How do you judge a doctor's performance if a patient goes to a doctor and doesn't improve? A joint report just released by several medical associations says that patients' actions (or the lack of them) can matter just as much as doctors' and should be part of the evaluation of treatment. Currently, they are not or are only rarely taken into account.
Medicine more and more involves shared decision-making between doctor and patient, with patients more responsible for their own outcomes. The report suggests this should be reflected when grading a doctor's or hospital's performance.
A good example is a man with prostate cancer. There are several different treatment options and plenty of guesswork involved about which treatment is best. And the therapeutic choice is often a personal decision that the patient makes with the help of his doctor.There's a lot more involved in this approach than assigning blame. It's a shared responsibility. Follow-up matters.
But for individual doctors, the blame for a less-than-ideal outcome is often more subtle from a patient or their family. If a doctor writes a prescription that the patient doesn't follow and that action leads to illness or death, is the doctor responsible?

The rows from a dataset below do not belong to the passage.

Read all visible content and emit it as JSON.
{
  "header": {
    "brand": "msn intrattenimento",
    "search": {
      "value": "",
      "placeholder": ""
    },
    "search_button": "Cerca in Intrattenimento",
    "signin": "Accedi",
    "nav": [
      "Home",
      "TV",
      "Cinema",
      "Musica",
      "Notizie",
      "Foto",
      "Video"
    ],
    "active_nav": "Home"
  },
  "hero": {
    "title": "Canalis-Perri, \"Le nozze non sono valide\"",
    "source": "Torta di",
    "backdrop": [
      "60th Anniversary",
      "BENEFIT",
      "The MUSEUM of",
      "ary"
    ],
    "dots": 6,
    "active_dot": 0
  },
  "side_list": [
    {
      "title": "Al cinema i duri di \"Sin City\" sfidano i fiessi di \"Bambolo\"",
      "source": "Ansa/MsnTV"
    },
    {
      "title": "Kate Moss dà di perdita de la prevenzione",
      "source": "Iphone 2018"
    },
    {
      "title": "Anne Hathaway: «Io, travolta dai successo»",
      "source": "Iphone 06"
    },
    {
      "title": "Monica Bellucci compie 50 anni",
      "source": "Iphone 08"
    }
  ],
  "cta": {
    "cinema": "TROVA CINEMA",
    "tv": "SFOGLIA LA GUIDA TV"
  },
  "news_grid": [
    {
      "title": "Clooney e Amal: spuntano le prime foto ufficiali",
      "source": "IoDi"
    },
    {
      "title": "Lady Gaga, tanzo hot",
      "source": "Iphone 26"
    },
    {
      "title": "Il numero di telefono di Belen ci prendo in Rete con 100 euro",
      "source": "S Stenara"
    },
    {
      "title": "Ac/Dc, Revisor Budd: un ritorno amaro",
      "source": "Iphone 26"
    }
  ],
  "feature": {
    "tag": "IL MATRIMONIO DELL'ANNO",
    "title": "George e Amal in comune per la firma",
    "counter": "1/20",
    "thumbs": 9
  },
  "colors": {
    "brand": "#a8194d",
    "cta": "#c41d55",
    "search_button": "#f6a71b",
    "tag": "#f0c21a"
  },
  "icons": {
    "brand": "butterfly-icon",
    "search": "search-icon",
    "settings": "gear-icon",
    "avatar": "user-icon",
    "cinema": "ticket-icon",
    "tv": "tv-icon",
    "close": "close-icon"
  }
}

Sometimes people who go off prescription medications have a reason. Side effects from the drug and financial difficulties are two common explanations.
But what about a doctor who prescribes exercise for an overweight patient, and the patient totally ignores the prescription? If the patient happens to die young because of this, should that reflect badly on the doctor?
There's a lot more involved in this approach than assigning blame. It's a shared responsibility. Follow-up matters.
Patients did not go to medical school — they must have “sufficient support and knowledge to actively participate in their health care,” and that usually comes from the doctors and nurses who treat them.
It's also true that what usually is tracked regarding blood pressure medications is whether or not a doctor prescribes these medications to their patients. Many patients need to take these medications for 20 or 30 years, but it's much easier just to track the initial prescription.
Following decades of patient adherence to medications may prove quite challenging, but that's one of tasks the report says has to be done if we want to see better outcomes — and more accurate assessments of results.
The fact that doctors in the hospital don't wash their hands as often as they should has been cited as a factor in the spread of hospital acquired infections. But hospital patients don't often wash their hands either. How much does each patient contribute to a hospital's infection rate? That's not known right now. But it's almost certain that both contribute and will need to be addressed by programs that seek to lower hospital infection rates.